5 questions to test your understanding

Score: 0 / 5
Question 1 Multiple Choice

You need to find the maximum value in every window of size k as it slides across an array of n elements. Which approach correctly uses a deque to solve this in O(n)?

AStore all k elements in the deque for each window and scan for the max — O(k) per window
BMaintain a deque of indices in decreasing value order, removing expired indices from the front and smaller indices from the back as each new element arrives
CUse the deque as a sorted set, inserting in order at each step
DPush all elements onto the deque and pop the front k times per window
Question 2 Multiple Choice

A deque is implemented with a circular array.
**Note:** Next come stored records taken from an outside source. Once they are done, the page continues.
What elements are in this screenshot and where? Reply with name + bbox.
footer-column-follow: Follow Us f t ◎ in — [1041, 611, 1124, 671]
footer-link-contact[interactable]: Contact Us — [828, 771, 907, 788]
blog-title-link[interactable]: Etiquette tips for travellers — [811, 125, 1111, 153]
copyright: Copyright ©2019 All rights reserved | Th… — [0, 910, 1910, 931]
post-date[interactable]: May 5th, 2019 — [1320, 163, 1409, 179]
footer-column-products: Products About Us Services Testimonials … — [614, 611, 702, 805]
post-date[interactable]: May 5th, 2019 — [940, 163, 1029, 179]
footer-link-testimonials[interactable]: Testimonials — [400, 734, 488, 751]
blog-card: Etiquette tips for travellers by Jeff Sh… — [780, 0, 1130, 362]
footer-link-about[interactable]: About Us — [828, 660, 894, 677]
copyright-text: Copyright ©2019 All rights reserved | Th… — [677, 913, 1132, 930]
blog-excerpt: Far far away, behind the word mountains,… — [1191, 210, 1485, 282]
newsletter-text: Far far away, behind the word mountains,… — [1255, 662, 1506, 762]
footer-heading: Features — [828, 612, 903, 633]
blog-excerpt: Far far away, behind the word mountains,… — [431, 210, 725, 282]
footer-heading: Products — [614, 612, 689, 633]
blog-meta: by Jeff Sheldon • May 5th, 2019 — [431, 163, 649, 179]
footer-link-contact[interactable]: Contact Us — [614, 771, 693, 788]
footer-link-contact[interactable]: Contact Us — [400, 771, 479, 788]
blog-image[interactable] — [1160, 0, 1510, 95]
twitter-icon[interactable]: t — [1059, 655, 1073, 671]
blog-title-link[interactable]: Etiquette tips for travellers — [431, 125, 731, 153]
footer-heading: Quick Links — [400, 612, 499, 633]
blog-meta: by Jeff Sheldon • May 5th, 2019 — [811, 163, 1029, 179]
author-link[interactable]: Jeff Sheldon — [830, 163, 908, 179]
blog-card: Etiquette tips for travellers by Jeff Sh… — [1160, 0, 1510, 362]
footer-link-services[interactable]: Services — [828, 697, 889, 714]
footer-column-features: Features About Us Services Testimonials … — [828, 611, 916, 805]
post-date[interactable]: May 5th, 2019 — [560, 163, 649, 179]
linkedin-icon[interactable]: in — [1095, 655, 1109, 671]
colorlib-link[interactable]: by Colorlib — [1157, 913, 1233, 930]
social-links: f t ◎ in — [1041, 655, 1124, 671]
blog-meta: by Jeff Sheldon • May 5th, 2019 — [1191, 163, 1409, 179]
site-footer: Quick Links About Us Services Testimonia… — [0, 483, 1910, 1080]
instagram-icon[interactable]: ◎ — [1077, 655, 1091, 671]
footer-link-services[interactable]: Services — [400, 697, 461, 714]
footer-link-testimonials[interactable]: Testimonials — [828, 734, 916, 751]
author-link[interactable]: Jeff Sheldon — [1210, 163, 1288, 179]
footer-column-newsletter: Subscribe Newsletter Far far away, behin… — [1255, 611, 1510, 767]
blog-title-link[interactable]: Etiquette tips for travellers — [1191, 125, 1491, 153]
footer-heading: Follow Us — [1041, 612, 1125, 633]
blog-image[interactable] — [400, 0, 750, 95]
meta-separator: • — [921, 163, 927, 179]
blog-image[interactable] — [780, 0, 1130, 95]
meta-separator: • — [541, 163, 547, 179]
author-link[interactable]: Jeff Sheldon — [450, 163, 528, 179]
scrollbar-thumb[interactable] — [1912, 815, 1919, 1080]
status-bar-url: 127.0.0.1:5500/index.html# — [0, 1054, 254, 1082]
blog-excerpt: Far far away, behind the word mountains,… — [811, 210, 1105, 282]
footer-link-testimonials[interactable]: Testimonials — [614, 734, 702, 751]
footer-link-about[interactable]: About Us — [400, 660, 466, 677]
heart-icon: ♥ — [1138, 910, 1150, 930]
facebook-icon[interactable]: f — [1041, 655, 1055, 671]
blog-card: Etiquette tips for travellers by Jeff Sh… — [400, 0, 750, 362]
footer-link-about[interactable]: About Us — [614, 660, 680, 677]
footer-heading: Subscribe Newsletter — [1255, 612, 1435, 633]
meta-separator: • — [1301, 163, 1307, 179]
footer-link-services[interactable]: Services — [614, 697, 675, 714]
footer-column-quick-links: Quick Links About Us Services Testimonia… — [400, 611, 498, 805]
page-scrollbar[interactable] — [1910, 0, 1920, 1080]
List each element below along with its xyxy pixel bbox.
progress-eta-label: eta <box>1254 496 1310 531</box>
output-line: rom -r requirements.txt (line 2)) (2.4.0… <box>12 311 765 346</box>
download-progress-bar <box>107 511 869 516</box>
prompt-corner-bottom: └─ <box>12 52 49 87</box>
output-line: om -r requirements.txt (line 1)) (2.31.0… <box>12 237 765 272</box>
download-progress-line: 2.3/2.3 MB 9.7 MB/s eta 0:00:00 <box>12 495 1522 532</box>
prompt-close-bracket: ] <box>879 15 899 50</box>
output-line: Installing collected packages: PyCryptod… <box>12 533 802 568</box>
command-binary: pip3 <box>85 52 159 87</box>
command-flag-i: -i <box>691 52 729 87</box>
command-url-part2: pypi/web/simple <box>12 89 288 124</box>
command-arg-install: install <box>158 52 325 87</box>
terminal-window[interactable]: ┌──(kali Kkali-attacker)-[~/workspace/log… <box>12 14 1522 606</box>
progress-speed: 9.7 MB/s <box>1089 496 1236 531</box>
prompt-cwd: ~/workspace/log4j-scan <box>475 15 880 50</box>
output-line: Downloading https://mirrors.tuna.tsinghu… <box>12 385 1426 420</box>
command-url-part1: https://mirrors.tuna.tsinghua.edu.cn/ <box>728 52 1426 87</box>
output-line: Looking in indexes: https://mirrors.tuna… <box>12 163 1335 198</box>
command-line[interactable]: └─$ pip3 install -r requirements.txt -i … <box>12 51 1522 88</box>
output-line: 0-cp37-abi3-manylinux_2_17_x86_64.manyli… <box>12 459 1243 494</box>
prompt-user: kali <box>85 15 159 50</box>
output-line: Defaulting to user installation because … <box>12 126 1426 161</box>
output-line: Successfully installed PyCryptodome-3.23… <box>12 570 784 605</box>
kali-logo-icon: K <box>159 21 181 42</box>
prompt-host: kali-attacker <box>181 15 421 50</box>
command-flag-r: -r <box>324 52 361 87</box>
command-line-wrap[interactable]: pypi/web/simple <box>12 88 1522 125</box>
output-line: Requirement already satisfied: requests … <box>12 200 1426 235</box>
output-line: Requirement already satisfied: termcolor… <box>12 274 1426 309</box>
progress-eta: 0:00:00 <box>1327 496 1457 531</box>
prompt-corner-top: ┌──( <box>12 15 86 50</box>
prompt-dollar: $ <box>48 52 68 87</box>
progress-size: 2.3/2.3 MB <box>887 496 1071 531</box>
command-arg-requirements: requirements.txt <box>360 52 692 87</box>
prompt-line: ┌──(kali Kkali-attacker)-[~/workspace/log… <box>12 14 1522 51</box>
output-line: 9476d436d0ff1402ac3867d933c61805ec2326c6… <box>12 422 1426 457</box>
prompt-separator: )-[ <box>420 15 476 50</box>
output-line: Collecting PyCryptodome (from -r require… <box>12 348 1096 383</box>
Which statement best describes the trade-off compared to a doubly linked list implementation?

AThe circular array is slower because it must check for wraparound on every operation
BThe doubly linked list has better cache locality because elements are stored sequentially in memory
CThe circular array has better cache locality and avoids per-element pointer overhead, but requires occasional resizing
DBoth implementations have identical performance characteristics
Question 3 True / False

A deque can simulate both a stack (LIFO) and a queue (FIFO) by choosing which ends to use for insertion and removal.

TTrue
FFalse
Question 4 True / False

A deque's O(1) performance at both ends makes it strictly slower than a dedicated stack or queue for applications that mainly need one-ended access.

TTrue
FFalse
Question 5 Short Answer

Explain why a deque, rather than a simple queue or stack, is the right data structure for the sliding window maximum problem.

Think about your answer, then reveal below.